Assess the foal’s limbs soon after birth. Most mild limb deformities can be helped by stall rest that limits exercise. Many problems are due to lack of cartilage and bone maturity and will improve with time if the affected areas are not stressed. If there is more than a 5- degree deviation in the limb, or concerns about the straightness of the legs, your veterinarian should assess the situation and make recommendations at this time. The hooves should not be trimmed until the foal is at least two weeks old, and then only if a problem is evident.
It is important to treat limb deviations before the epiphyseal growth plates of the lower leg bones close at about three months (short pastern), six months (long pastern), and nine months (distal cannon bone). After these plates close, very little structural change can be made in the limb by trimming or shoeing. It is questionable how much change can actually be made before that time. Severe angular (conformation) defects cannot be eliminated by corrective trimming or shoeing. Serious problems may require periostial stripping or check ligament surgery. Future plans for the horse should be considered in making this decision as its athletic career may be limited.
The Farrier’s First Visit
A foal’s feet should be checked by a competent farrier by the time it is two months old. You can help prepare your foal for the farrier’s first visit by (1) teaching the foal to stand and lead, (2) picking up and holding the foal’s feet daily, (3) providing the farrier a safe corner in which to trim the foal’s hooves, (4) having an experienced person hold the foal for the farrier, and (5) having an experienced person hold the mare close at hand.

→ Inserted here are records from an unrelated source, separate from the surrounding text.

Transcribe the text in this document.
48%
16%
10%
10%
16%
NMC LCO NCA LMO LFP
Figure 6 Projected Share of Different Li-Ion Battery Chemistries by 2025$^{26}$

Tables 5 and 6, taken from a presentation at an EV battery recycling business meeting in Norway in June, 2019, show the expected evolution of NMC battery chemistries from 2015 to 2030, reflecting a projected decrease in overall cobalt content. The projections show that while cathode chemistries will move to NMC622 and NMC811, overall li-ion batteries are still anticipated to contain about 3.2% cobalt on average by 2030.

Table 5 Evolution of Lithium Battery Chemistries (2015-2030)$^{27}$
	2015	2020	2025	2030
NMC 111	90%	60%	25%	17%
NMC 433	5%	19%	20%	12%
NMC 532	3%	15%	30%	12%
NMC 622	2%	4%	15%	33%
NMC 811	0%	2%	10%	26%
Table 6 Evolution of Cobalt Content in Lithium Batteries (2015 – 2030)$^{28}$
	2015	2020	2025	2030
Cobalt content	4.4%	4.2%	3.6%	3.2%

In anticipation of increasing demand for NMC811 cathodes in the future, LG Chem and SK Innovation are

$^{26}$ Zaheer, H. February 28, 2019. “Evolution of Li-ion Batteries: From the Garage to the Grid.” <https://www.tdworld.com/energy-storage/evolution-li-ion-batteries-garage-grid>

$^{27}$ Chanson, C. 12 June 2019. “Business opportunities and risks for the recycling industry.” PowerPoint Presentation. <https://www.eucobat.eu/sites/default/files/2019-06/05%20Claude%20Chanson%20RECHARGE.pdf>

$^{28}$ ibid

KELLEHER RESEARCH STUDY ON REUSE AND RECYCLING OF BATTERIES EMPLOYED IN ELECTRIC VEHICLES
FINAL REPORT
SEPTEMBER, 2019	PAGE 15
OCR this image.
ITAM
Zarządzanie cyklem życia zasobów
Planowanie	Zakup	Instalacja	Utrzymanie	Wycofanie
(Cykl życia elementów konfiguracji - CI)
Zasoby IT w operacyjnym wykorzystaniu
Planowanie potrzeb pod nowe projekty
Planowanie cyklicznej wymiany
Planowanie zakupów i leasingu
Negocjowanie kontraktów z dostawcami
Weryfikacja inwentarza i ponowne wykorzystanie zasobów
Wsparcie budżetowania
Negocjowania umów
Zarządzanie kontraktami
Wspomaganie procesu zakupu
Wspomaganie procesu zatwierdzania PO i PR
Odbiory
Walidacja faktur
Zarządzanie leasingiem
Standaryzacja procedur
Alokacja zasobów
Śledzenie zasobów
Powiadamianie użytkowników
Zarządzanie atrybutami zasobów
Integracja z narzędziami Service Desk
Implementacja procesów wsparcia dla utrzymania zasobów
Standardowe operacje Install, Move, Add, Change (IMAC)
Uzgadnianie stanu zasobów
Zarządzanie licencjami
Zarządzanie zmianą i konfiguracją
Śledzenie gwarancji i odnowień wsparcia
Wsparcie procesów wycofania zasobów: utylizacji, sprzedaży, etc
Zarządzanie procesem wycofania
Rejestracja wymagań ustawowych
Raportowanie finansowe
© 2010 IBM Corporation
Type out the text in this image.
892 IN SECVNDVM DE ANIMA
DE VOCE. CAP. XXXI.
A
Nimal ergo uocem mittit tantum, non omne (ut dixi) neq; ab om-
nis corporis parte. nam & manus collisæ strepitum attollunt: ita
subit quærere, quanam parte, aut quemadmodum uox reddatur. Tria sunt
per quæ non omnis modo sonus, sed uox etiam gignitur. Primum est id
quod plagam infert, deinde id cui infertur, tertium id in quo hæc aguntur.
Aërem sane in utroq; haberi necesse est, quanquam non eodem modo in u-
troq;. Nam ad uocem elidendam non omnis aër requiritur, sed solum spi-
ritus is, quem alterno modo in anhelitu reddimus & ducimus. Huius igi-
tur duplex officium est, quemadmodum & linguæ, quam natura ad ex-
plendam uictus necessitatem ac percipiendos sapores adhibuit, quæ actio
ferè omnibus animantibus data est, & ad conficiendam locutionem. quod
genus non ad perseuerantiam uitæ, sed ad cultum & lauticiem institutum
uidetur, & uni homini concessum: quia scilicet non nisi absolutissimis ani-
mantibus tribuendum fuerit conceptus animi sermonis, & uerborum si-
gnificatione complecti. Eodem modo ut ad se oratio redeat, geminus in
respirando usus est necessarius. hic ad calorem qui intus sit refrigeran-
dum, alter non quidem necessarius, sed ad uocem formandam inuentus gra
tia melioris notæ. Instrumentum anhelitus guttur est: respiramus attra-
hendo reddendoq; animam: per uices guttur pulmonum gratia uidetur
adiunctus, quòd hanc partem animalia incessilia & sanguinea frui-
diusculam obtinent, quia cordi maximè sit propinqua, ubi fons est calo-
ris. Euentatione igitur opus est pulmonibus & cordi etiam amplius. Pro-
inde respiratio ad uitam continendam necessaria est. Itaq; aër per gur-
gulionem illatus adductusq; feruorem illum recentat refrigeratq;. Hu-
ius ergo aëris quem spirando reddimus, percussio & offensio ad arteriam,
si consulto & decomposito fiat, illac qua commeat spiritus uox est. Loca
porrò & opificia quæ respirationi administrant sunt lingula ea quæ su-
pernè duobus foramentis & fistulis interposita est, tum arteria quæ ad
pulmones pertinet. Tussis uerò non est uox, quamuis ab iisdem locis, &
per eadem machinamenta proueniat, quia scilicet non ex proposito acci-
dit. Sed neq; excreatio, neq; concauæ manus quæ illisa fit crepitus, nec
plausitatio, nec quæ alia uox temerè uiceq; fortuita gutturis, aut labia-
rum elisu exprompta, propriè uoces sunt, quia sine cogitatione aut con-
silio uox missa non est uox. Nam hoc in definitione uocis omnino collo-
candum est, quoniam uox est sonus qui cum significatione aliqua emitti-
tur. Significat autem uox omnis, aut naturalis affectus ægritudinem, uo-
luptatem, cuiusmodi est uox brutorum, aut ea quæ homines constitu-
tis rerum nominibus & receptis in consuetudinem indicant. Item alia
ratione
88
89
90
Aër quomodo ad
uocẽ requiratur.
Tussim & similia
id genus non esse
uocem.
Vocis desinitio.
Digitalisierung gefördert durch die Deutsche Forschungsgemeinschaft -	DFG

Imprint training should be started as soon after birth as possible in order to begin the process of desensitization of the foal to the farrier. To do this, rub down the legs and pat the bottom of the hoof with your hand 40 or 50 times on each foot or until the foal relaxes. Repeat daily and then weekly and finally monthly. It is also important to clean out a foal’s feet each time the animal is handled to accustom it to foot handling.
Foot Balance and Trimming
Regular foot balancing will allow the foal to grow as straight as possible. The focus of trimming should be on keeping the weight of the foal evenly distributed over the limbs. The foal’s hoof may be trimmed more often than that of a mature horse, but less hoof is removed. The excess wall is trimmed down to the level of the sole at the toe.
Keeping the hoof length the same on the inner and outer sides of the leg (medial /lateral balance) is critical. This must be maintained because a foal frequently wears one side or the other unevenly. The animal will learn to compensate for minor structural faults. Avoid over-trimming of the sole and thus removing protection from the coffin bone. Trimming one side lower in an effort to straighten legs produces sheared heels.
Medial or lateral extension shoes made from aluminum or plastic may be glued or nailed to the feet of crooked foals to help in the distributing of weight more evenly over the bone column. Shoeing the foot may protect it from wearing away faster than it grows and sometimes it is necessary to maintain a balanced stance. If a horse is shod during the growing months, shoes should be reset frequently (every 3 to 4 weeks) and progressively larger shoes applied each time.
Having the hoof trimmed out of medial/lateral balance in an effort to straighten bones is not a good practice. Excessive stresses on the joint may cause damage, but the most noticeable effect will be the creation of a sheared heel. This may cause circulatory disturbance and lameness later on. The edges of a foal’s hooves should be kept rounded to avoid chipping.
When a young horse begins serious training, regular trimming and hoof care should include shoes that protect the foot or are necessary to enhance the action of the specific type of horse.